Von einer berufsbezogenen Impfpflicht wären Beschäftigte in Arztpraxen, Krankenhäusern, Rehabilitationseinrichtungen, Pflegediensten sowie zahlreichen weiteren Einrichtungen des Gesundheitswesens, aber auch in Kindertagesstätten, Schulen, Ausbildungseinrichtungen, Heimen, Alten- und Pflegeeinrichtungen oder Gemeinschaftsunterkünften betroffen.
Impfpflicht für alle?
Auch die Sächsische Landesärztekammer verlangt schärfere Maßnahmen über die bestehenden hinaus. Auf ihrer Tagung am gestrigen Mittwochabend beschloss sie, eine "allgemeine Impfpflicht" für "alle Menschen ab 16 Jahren" zu fordern. Pauschal betrachteten die sächsischen Ärzte die neuen Impfstoffe als "ein valides Mittel, die Pandemie zu beherrschen".
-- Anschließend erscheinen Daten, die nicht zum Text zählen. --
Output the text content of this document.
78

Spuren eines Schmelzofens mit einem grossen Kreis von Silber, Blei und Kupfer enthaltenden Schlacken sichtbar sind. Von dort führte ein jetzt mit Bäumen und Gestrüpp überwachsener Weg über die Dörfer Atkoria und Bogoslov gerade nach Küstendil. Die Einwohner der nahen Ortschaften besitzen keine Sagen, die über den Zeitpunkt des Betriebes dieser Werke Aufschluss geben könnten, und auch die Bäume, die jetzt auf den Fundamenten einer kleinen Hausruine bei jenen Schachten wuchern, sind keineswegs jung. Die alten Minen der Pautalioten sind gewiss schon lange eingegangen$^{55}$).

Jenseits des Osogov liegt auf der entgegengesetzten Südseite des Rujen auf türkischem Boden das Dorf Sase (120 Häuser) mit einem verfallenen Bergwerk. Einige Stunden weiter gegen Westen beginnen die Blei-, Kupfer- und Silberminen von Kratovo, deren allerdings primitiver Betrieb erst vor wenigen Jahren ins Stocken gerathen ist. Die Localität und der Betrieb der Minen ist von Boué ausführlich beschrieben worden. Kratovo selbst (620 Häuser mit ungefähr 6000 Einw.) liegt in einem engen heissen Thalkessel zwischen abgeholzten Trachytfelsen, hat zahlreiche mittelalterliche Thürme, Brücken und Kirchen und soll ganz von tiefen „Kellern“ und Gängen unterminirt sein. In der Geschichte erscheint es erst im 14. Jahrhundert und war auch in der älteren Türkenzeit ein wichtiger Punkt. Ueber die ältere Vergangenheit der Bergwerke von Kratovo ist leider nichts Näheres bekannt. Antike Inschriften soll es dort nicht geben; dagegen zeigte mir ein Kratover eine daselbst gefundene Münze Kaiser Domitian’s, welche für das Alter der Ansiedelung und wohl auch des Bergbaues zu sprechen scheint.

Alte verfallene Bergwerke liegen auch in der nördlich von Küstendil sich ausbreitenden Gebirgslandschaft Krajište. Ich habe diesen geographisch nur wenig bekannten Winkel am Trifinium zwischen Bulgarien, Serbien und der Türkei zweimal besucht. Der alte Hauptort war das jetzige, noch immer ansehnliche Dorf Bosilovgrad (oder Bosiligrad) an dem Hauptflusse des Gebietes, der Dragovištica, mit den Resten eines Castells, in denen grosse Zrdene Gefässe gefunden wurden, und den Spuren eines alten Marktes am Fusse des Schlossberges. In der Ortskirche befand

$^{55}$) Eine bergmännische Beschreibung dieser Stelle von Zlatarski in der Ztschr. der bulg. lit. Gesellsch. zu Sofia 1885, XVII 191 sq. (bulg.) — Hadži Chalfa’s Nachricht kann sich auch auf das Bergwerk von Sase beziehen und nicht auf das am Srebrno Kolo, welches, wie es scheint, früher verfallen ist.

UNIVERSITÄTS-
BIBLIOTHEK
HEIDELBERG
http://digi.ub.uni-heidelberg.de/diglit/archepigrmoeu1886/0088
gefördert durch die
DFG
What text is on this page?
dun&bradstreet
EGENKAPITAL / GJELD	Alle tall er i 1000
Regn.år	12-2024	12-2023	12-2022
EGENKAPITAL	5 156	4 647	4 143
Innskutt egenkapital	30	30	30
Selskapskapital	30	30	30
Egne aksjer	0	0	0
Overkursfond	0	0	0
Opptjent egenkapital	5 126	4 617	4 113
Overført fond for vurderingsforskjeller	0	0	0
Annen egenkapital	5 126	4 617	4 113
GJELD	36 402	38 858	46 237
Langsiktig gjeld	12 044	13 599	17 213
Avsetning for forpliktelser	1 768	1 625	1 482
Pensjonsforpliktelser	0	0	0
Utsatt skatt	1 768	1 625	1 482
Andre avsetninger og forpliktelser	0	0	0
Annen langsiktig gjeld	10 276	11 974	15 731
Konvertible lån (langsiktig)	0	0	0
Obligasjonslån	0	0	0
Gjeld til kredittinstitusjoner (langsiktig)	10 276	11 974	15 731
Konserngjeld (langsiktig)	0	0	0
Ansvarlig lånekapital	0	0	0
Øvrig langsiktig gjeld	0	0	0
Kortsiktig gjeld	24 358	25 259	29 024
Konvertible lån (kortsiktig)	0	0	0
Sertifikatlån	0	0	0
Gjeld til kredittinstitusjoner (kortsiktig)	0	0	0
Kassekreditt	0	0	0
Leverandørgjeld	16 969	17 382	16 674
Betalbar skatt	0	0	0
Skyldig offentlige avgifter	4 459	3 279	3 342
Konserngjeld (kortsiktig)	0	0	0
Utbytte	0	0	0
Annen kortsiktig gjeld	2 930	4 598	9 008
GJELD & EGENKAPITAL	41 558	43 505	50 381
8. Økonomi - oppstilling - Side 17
Auf der Versammlung stellte der sächsische Ärzte-Präsident, Erik Bodendieck, den "Worst Case in der Corona-Pandemie für Sachsen" fest. "Die Inzidenzen, die geringe Impfquote und die Belegung der Krankenhausbetten" seien "eindeutige Fakten", wie die Sächsische Landesärztekammer auf ihrer Webseite mitteilte.
Die sehr allgemein gehaltenen Aussagen der Sächsischen Landesärztekammer stehen im Gegensatz zu den Empfehlungen der Ständigen Impfkommission am Robert-Koch-Institut vom selben Tag. Denn die STIKO spricht sich nun dafür aus, Personen unter 30 Jahren nur noch mit dem Präparat von BioNTech zu behandeln. Nach Verabreichung des Konkurrenzprodukts Spikevax von Moderna seien Herzmuskel- und Herzbeutelentzündungen häufiger beobachtet worden als nach der Impfung mit Comirnaty von Pfizer/BioNTech.
Vorsichtiges Taiwan
Ebenfalls am 10. November hat Taiwan die weiterreichende Entscheidung getroffen, den Impfstoff von BioNTech vorerst nicht mehr für Kinder und Jugendliche zwischen 12 und 17 Jahren zu verwenden: Zweitimpfungen mit Comirnaty würden bis auf weiteres gestoppt.
Der Leiter von Taiwans Gesundheitsbehörde Central Epidemic Command Center (CECC) begründete die Aussetzung mit bestehenden Bedenken eines Expertengremiums, dass der COVID-Impfstoff von Pfizer-BioNTech das Risiko einer Herzmuskelentzündung erhöhen könnte. Auch die Zulassung von COVID-19-Impfstoffen für Kinder im Alter von 5 bis 11 Jahren werde auf Eis gelegt, solange die Frage der zweiten Dosis für die 12- bis 17-Jährigen nicht geklärt sei.